Analysis of the model (cluster_2)
The same analysis as for the first cluster is necessary to check whether the formula for second cluster was correctly specified. In this case we perform Ramsey Reset test. The p-value for our F-stat is 47.5%. Therefore, at 5% significance level, we fail to reject the Ramsey RESET test null hypothesis of correct specification. This indicates that the functional form is correct and our model does not suffer from omitted variables.
model_cluster_2_RESET <- resettest(model_cluster_2, power = 2, type = "fitted", data = properties_numeric)
model_cluster_2_RESET
##
## RESET test
##
## data: model_cluster_2
## RESET = 0.51251, df1 = 1, df2 = 274, p-value = 0.4747
As same as in the model for cluster_1 - we can assume that our residuals are normally distributed because of the size of the data set. In the last step we will check homoscedasticity of the residuals using Breusch-Pagan test.
bptest(model_cluster_2)
##
## studentized Breusch-Pagan test
##
## data: model_cluster_2
## BP = 13.179, df = 3, p-value = 0.004265
P-value in Breusch-Pagan test is lower than significance level (5%) so we reject the null hypothesis about homoscedasticity of the residuals in favor of alternative hypothesis - variance of residuals is heterogeneous.
The linear models satisfy Ramsey Reset test (the formula for both models is correct), and have randomly distributed residuals due to the size of the data specified. Both of the models fail in Breusch-Pagan test which means that we observe heteroscedasticity of the residuals. To sum up mentioned verifications, both of the models do not satisfy Gauss-Markov theorem so there are another models for every of our clusters that has lowest sampling variance within the class of linear unbiased estimators.
For both models power of explanation is rather low. In future improvements it might be necessary to add crucial variables for properties price analysis or add interaction of the variables.

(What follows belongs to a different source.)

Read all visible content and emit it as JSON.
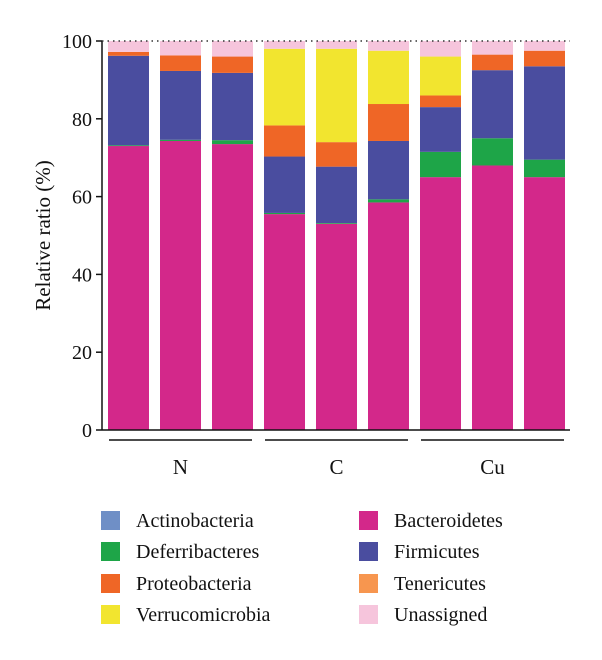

model_cluster_1$coefficients
## (Intercept) Surface Rooms If_elevator
## 13783.38042 -17.30721 -389.28308 400.43818
model_cluster_2$coefficients
## (Intercept) Level Rooms If_elevator
## 11873.24242 92.85943 -304.71614 1601.12776
Based on estimated coefficients we can infer that price per squared meter of the property without direct access to the elevator is much higher in the first cluster. The price gap is even higher when we consider properties located on lower floor, having small amount of rooms and small surface (i.e. studio flat). On the other hand price of the property in the second cluster tends to be higher whereas the property is situated on the top floor and has direct access to the elevator.
At the end we present visualizations of values of Price_m2 vs values fitted by the models.
Model for cluster_1
model1.fitted <- fitted.values(model_cluster_1)
cluster1 %>% ggplot(aes(model1.fitted, Price_m2)) +
geom_point(shape=16) +
geom_smooth() + ggtitle("Actual vs Fitted Value of Model 1")
## `geom_smooth()` using method = 'gam' and formula = 'y ~ s(x, bs = "cs")'
Model for cluster_2
model2.fitted <- fitted.values(model_cluster_2)
cluster2 %>% ggplot(aes(model2.fitted, Price_m2)) +
geom_point(shape=16) +
geom_smooth() + ggtitle("Actual vs Fitted Value of Model 2")
## `geom_smooth()` using method = 'loess' and formula = 'y ~ x'